Menudo festín para todos mayores y niños. Se ponía la sartén en medio de la cocina o también encima de las trébedes y todos juntos mayores y niños a llenar la barriga con nuestra cuchara sin vasos ni servilletas…, con el botijo y una gran porrón de vino… ¡Qué bueno estaba! También se ponían naranjas partidas con la peladura en cuatro pedazos. Para los niños esto era una fiesta.

Ya por la tarde mucha faena para preparar las morcillas. Se ponía la caldera en el fuego, se cocía el arroz, luego se ponía en barreños con la sangre del cerdo y las especias para darle buen sabor. Cuando estaban ya cocidas, se cogía un puchero de caldo y una morcilla y se llevaba a todos los vecinos. Este caldo se ponía encima de unas sopas con pan, que ya las tenía cortadas la señora de la casa.

Por la noche, la gran cena. Siempre había una lata llena de agua para ir fregando porque todo esto ensuciaba mucho. Para lavar los platos se hacía con jabón del pueblo o de unas cajas que venían con detergente, de marcas como tutú, omo…

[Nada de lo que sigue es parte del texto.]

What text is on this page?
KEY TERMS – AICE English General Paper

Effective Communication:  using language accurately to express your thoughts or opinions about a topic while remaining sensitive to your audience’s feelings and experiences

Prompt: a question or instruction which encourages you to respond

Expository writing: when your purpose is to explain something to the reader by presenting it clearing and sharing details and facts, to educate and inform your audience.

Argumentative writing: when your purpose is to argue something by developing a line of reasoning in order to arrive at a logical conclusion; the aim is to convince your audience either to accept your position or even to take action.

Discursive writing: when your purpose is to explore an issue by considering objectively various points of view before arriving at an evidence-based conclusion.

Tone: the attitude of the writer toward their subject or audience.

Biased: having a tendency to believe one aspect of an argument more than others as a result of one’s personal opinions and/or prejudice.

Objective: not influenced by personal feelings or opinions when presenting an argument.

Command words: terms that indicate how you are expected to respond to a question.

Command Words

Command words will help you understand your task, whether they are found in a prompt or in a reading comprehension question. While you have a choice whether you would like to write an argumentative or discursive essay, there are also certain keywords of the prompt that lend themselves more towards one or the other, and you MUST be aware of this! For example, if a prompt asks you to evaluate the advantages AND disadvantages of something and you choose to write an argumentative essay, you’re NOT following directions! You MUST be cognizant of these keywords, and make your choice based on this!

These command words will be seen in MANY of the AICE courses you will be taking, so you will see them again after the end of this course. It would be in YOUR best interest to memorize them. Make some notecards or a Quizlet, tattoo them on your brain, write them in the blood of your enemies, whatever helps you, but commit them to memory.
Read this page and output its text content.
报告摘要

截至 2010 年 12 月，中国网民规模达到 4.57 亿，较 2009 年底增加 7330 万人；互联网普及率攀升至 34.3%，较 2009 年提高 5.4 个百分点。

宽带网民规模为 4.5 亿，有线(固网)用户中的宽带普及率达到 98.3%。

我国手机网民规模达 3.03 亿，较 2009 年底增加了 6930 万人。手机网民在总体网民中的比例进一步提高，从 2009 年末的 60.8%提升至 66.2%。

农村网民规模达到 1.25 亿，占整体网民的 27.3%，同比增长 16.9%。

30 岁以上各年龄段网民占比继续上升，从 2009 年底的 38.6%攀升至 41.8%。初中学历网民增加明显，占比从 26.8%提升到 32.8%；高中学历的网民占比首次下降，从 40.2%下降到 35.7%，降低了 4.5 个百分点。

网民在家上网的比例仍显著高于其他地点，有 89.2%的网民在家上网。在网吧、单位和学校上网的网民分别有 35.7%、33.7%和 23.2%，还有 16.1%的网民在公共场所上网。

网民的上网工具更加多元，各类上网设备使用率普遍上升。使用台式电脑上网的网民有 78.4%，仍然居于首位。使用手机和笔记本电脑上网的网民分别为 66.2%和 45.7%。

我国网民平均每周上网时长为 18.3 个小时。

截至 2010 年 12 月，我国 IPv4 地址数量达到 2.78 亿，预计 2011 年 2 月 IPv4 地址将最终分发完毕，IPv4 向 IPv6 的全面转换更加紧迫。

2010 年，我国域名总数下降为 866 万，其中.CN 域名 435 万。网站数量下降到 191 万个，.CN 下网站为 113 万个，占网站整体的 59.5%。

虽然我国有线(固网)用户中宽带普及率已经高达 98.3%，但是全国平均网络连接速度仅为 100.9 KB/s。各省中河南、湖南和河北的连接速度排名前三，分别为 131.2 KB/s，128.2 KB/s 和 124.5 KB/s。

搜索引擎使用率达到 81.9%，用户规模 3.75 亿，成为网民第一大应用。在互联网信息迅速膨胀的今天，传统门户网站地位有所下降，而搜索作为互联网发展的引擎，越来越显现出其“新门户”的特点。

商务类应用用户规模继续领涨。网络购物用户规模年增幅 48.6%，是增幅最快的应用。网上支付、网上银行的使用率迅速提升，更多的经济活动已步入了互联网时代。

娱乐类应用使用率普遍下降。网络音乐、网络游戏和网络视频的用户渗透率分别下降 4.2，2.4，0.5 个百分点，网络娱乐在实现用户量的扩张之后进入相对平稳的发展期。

A la cena íbamos todos de la familia y también se invitaba a los mozos que se iban a la mili… las personas mayores cenaban en el comedor y los niños con nuestras madres en la cocina, apretados pero calladitos.

Yo recuerdo que en la cena se ponían judías pintas, los mejores pollos, y también carne de oveja, porque siempre se mataba alguna para hacer chorizos. Mientras se cenaba había un puchero arribado a la lumbre, se echaba un poco de café de malta, que es cebada molida, se soplaba una ascua grande del fuego y se echaba al café, para darle color.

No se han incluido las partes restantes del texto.